Intuitive Teaching and Learning

Teaching and learning from the Inside Out

As an educator at the university level, I have always thought – and been taught by others – that if what I do is innovative, creative, in-tune with students’ interests and capacities, I will be successful at what I do.  I was also told that what I study would define me for at least the first ten years of my career and that if what I study is exciting, relevant for the times, and “cutting edge,” I will inspire others to follow the same path; to study the same crucial topics.

I clearly remember going to the job market to find my first university position and thinking and actually believing that I was what I do.  I, Brianne Orr,  bi-lingual American from a small town in Michigan, Ph.D. in Hispanic Studies and lover of all things related to Spanish and Spanish-American culture, was Revolution.  After all, that was my primary area of specialization and therefore that was who I was or at least the defining characteristic in who I would become as an educator, a peer, and a mentor for others in the years to come.

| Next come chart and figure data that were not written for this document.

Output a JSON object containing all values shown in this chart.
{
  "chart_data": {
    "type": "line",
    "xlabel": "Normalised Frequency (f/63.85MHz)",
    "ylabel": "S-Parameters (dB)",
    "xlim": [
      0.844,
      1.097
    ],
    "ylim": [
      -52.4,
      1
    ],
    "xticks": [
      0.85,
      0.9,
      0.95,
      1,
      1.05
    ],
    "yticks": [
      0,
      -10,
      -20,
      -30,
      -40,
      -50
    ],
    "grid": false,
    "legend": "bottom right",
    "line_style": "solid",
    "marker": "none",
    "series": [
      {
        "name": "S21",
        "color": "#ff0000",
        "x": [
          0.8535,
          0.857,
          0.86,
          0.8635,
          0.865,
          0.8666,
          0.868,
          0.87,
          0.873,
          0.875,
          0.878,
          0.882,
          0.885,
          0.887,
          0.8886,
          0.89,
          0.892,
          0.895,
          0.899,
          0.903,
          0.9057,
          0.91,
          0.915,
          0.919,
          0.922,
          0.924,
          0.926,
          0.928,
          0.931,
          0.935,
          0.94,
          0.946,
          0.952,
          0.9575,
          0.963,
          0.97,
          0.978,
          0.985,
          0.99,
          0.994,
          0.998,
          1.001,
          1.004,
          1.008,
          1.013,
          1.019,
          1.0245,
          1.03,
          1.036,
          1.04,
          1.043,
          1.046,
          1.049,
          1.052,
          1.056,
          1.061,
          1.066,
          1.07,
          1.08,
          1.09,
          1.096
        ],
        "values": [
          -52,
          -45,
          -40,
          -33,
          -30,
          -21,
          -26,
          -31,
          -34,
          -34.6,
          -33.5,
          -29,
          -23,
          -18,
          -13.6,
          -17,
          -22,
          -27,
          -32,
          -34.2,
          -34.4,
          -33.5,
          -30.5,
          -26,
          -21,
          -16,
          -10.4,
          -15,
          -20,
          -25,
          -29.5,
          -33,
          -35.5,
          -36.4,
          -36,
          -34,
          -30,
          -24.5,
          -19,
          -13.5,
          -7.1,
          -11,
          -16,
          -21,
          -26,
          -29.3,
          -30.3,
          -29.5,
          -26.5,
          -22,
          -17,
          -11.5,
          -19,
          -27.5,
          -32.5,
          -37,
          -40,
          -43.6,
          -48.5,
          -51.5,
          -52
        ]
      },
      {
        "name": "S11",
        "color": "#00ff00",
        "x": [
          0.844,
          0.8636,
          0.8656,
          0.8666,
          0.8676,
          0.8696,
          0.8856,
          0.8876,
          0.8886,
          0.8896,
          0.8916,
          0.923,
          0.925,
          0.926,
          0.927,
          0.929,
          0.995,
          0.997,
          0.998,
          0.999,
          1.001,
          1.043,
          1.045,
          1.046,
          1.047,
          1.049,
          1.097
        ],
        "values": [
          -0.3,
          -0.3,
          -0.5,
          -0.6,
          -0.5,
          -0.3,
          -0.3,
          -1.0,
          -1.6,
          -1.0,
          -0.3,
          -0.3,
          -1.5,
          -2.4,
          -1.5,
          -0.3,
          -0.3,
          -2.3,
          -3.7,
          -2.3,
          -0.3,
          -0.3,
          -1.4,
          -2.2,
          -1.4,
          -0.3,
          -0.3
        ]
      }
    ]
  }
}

For the first few years of my career, I allowed what I do to define my perception of who I am as an educator.  I believed that students took my classes because they were interested in what I taught – Revolution, Identity, Translation, Language.  While this could be true, at least in part, about a year ago, my brother sent me a link to a Simon Sinek TED talk that has re-shaped how I view myself and my role as an educator at the university level.

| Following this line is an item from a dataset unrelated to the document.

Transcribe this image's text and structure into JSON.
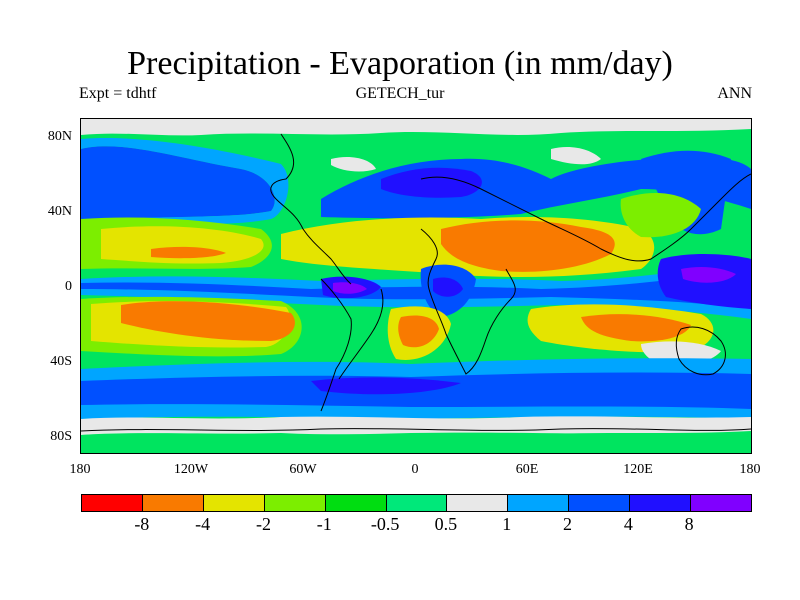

It’s not about what you do, it’s about why you do it. […] People don’t buy what you do, they buy why you do it. 

Sinek repeats these tag lines throughout his talk to reveal his “inside-out” marketing strategy (it is not what we do-how we do it-why we do it, but rather why-how-what).  But universities and even educators on some level, also market themselves as a brand, a practice, an approach in today’s global context.

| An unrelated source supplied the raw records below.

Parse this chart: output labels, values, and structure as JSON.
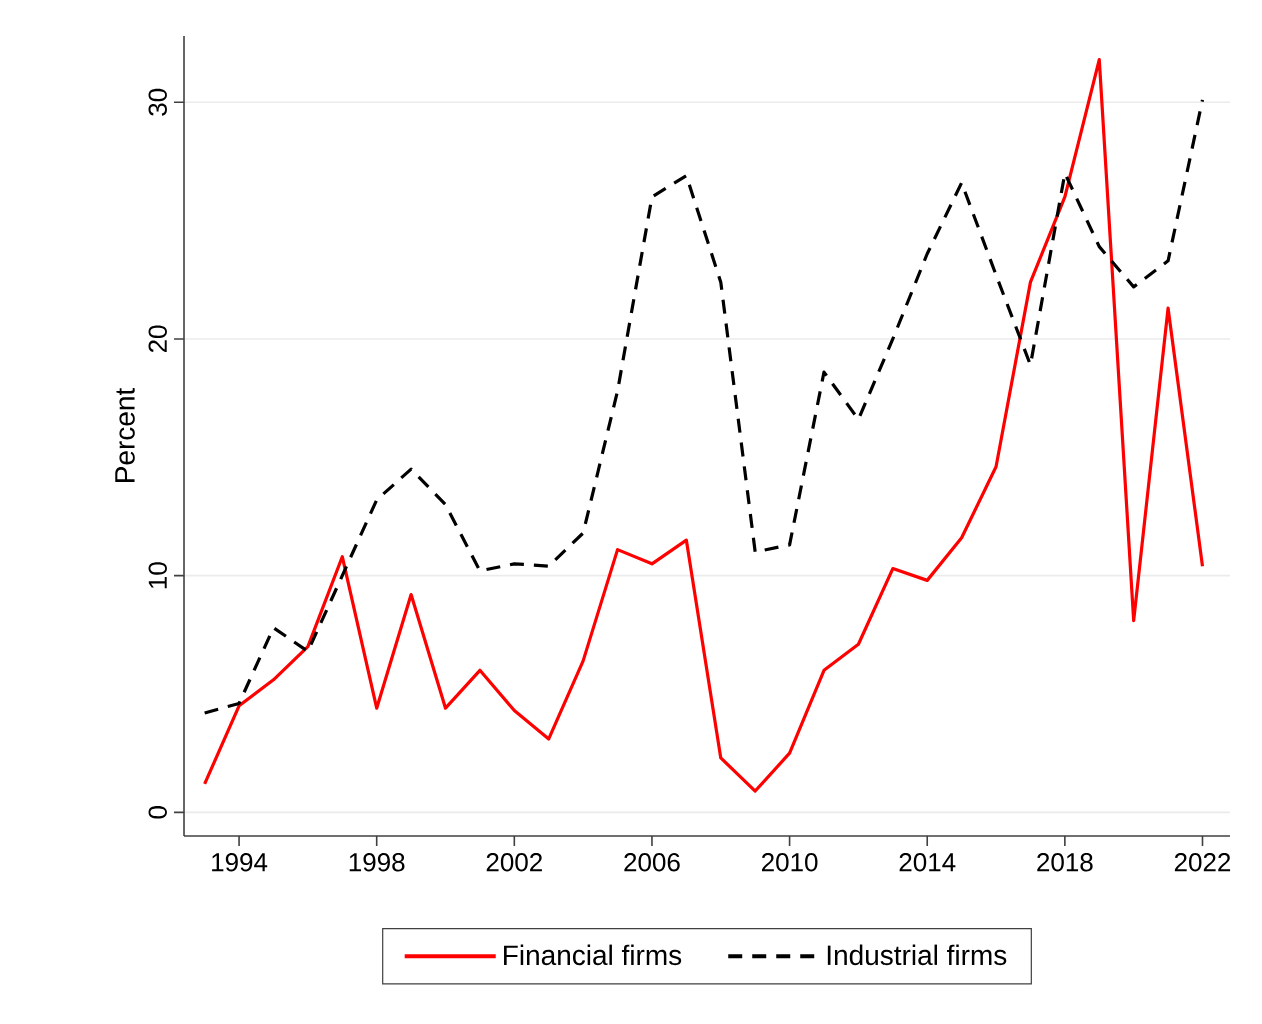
{
  "chart_data": {
    "type": "line",
    "ylabel": "Percent",
    "x": [
      1993,
      1994,
      1995,
      1996,
      1997,
      1998,
      1999,
      2000,
      2001,
      2002,
      2003,
      2004,
      2005,
      2006,
      2007,
      2008,
      2009,
      2010,
      2011,
      2012,
      2013,
      2014,
      2015,
      2016,
      2017,
      2018,
      2019,
      2020,
      2021,
      2022
    ],
    "series": [
      {
        "name": "Financial firms",
        "color": "#ff0000",
        "line_style": "solid",
        "values": [
          1.2,
          4.5,
          5.6,
          7.0,
          10.8,
          4.4,
          9.2,
          4.4,
          6.0,
          4.3,
          3.1,
          6.4,
          11.1,
          10.5,
          11.5,
          2.3,
          0.9,
          2.5,
          6.0,
          7.1,
          10.3,
          9.8,
          11.6,
          14.6,
          22.4,
          26.0,
          31.8,
          8.1,
          21.3,
          10.4
        ]
      },
      {
        "name": "Industrial firms",
        "color": "#000000",
        "line_style": "dashed",
        "values": [
          4.2,
          4.6,
          7.8,
          6.8,
          10.0,
          13.2,
          14.5,
          13.0,
          10.2,
          10.5,
          10.4,
          11.8,
          17.8,
          26.0,
          26.9,
          22.4,
          11.0,
          11.3,
          18.6,
          16.6,
          20.0,
          23.6,
          26.6,
          22.7,
          18.9,
          27.0,
          23.9,
          22.2,
          23.3,
          30.1
        ]
      }
    ],
    "xlim": [
      1992.4,
      2022.8
    ],
    "ylim": [
      -1,
      32.8
    ],
    "xticks": [
      1994,
      1998,
      2002,
      2006,
      2010,
      2014,
      2018,
      2022
    ],
    "yticks": [
      0,
      10,
      20,
      30
    ],
    "grid": "y",
    "legend": "bottom",
    "marker": "none"
  }
}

These are precisely the ideas that got me thinking about why I teach,  why I want to (and do!) continue evolving as an educator, and why students decide to come along with me on this teaching and learning journey at UBC and beyond.

In the pages, posts, links and other materials included in this blog, I hope not only to reflect why intuitive, inquiry-based teaching has proven effective for me, but what it is and how others may explore the benefits of such strategies for engagement through teaching and learning in their own practice.